Speaker
Description
For the post High Luminosity LHC era, several accelerator projects are under study with an aim to increase the discovery potential for new physics at both the high energy and intensity frontier. The hadron-hadron based Future Circular Collider(FCC-hh) is one such project with the goal to collide proton-proton beams at $\sqrt{s} \sim 100$TeV with a bunch crossing rate of 25ns. Some of the major challenges that the FCC-experiments have to tackle are the very large number of pileup events $(\sim 1000)$ and the data processing, namely the reduction of the huge data rate of 1 - 2PBytes/s whilst keeping the signal efficiencies high. The required processing power will be extremely challenging even in 20 years time from now. Therefore, we need smart triggering concepts that not only allow for a significant reduction of pileup and rate but also provide high signal acceptance and purity. One such concept is the triplet track trigger based on monolithic pixel sensors.

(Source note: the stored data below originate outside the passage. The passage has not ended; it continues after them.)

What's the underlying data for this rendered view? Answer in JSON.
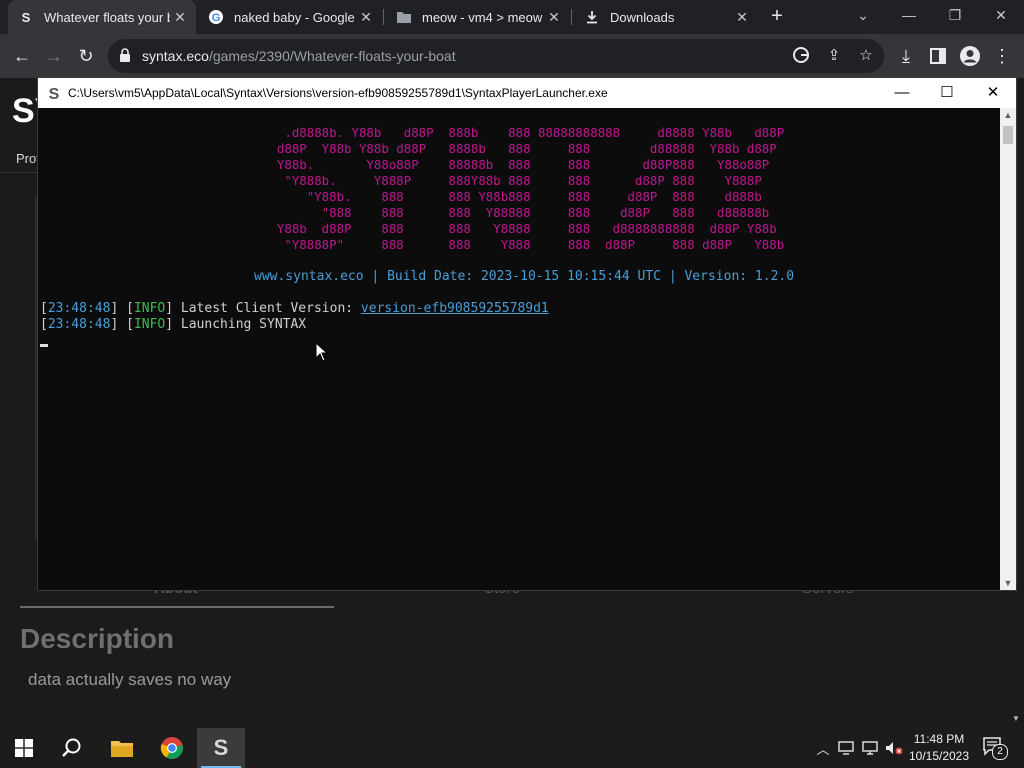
{
  "browser": {
    "tabs": [
      {
        "title": "Whatever floats your boat",
        "icon": "syntax-favicon"
      },
      {
        "title": "naked baby - Google Search",
        "icon": "google-favicon"
      },
      {
        "title": "meow - vm4 > meow",
        "icon": "folder-icon"
      },
      {
        "title": "Downloads",
        "icon": "download-icon"
      }
    ],
    "url_host": "syntax.eco",
    "url_path": "/games/2390/Whatever-floats-your-boat"
  },
  "page": {
    "brand": "SY",
    "nav_text": "Prof",
    "tabs": [
      "About",
      "Store",
      "Servers"
    ],
    "description_heading": "Description",
    "description_text": "data actually saves no way"
  },
  "console": {
    "title": "C:\\Users\\vm5\\AppData\\Local\\Syntax\\Versions\\version-efb90859255789d1\\SyntaxPlayerLauncher.exe",
    "ascii_art": "   .d8888b. Y88b   d88P  888b    888 88888888888     d8888 Y88b   d88P\n  d88P  Y88b Y88b d88P   8888b   888     888        d88888  Y88b d88P\n  Y88b.       Y88o88P    88888b  888     888       d88P888   Y88o88P\n   \"Y888b.     Y888P     888Y88b 888     888      d88P 888    Y888P\n      \"Y88b.    888      888 Y88b888     888     d88P  888    d888b\n        \"888    888      888  Y88888     888    d88P   888   d88888b\n  Y88b  d88P    888      888   Y8888     888   d8888888888  d88P Y88b\n   \"Y8888P\"     888      888    Y888     888  d88P     888 d88P   Y88b",
    "banner_site": "www.syntax.eco",
    "banner_build": "Build Date: 2023-10-15 10:15:44 UTC",
    "banner_version": "Version: 1.2.0",
    "logs": [
      {
        "time": "23:48:48",
        "level": "INFO",
        "message": "Latest Client Version: ",
        "link": "version-efb90859255789d1"
      },
      {
        "time": "23:48:48",
        "level": "INFO",
        "message": "Launching SYNTAX",
        "link": ""
      }
    ]
  },
  "taskbar": {
    "time": "11:48 PM",
    "date": "10/15/2023",
    "notification_count": "2",
    "apps": [
      "start-button",
      "search-button",
      "file-explorer",
      "chrome",
      "syntax-launcher"
    ]
  },
  "colors": {
    "ascii": "#c0178f",
    "banner": "#4a9ed8",
    "info": "#3fb950",
    "console_bg": "#0c0c0c",
    "browser_chrome": "#35363a"
  }
}
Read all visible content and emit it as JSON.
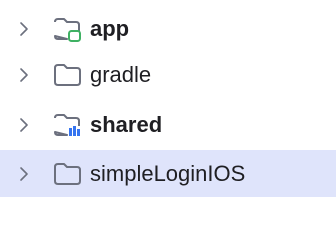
{
  "tree": {
    "items": [
      {
        "label": "app",
        "bold": true,
        "badge": "module-green",
        "selected": false,
        "expanded": false
      },
      {
        "label": "gradle",
        "bold": false,
        "badge": null,
        "selected": false,
        "expanded": false
      },
      {
        "label": "shared",
        "bold": true,
        "badge": "library-blue",
        "selected": false,
        "expanded": false
      },
      {
        "label": "simpleLoginIOS",
        "bold": false,
        "badge": null,
        "selected": true,
        "expanded": false
      }
    ]
  },
  "colors": {
    "text": "#1f1f23",
    "chevron": "#6c707e",
    "folder_outline": "#6c707e",
    "module_badge": "#3fb163",
    "library_badge": "#3574f0",
    "selection_bg": "#dfe4fb"
  },
  "icons": {
    "chevron": "chevron-right-icon",
    "folder": "folder-icon",
    "module_badge": "module-badge-icon",
    "library_badge": "library-badge-icon"
  }
}
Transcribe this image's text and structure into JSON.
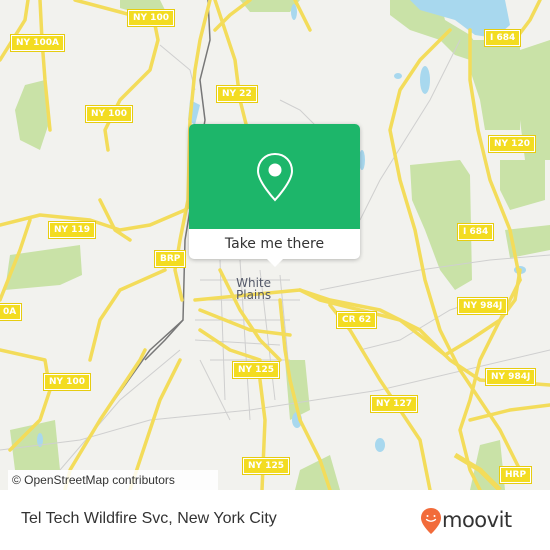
{
  "map": {
    "place_label_line1": "White",
    "place_label_line2": "Plains",
    "road_shields": [
      {
        "text": "NY 100A"
      },
      {
        "text": "NY 100"
      },
      {
        "text": "NY 22"
      },
      {
        "text": "NY 100"
      },
      {
        "text": "I 684"
      },
      {
        "text": "NY 120"
      },
      {
        "text": "NY 119"
      },
      {
        "text": "BRP"
      },
      {
        "text": "I 684"
      },
      {
        "text": "0A"
      },
      {
        "text": "CR 62"
      },
      {
        "text": "NY 984J"
      },
      {
        "text": "NY 100"
      },
      {
        "text": "NY 125"
      },
      {
        "text": "NY 984J"
      },
      {
        "text": "NY 127"
      },
      {
        "text": "NY 125"
      },
      {
        "text": "HRP"
      }
    ],
    "attribution": "© OpenStreetMap contributors",
    "colors": {
      "background": "#f2f2ee",
      "road": "#f3dc5a",
      "park": "#c9e2a7",
      "water": "#a8d8ee",
      "minor_road": "#c9c9c9"
    }
  },
  "popup": {
    "icon": "map-pin-icon",
    "button_label": "Take me there",
    "accent_color": "#1db66a"
  },
  "footer": {
    "location_title": "Tel Tech Wildfire Svc, New York City",
    "brand": "moovit",
    "brand_color": "#f26b3a"
  }
}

In this talk, the concept of triplet track trigger using High Voltage Monolithic Active Pixel Sensors(HV-MAPS) is introduced for a generic detector geometry. It is demonstrated that the triplet pixel layer design allows for a very simple and fast track reconstruction, providing excellent track reconstruction efficiencies and very high purity at the same time. Based on a full Geant4 simulation tracking performance studies are presented for a full-scale triplet pixel detector, i.e. three closely spaced pixel layers at a sufficiently large radius, in a FCC like detector environment.
It is shown that the triplet track trigger can be used to trigger efficiently multi-jet signals using track-jets. A significant pileup, and thus data rate reduction is achieved by reconstructing the z-vertex positions of the jet constituents already at the first trigger level. Results obtained for different triplet layer design parameters are compared.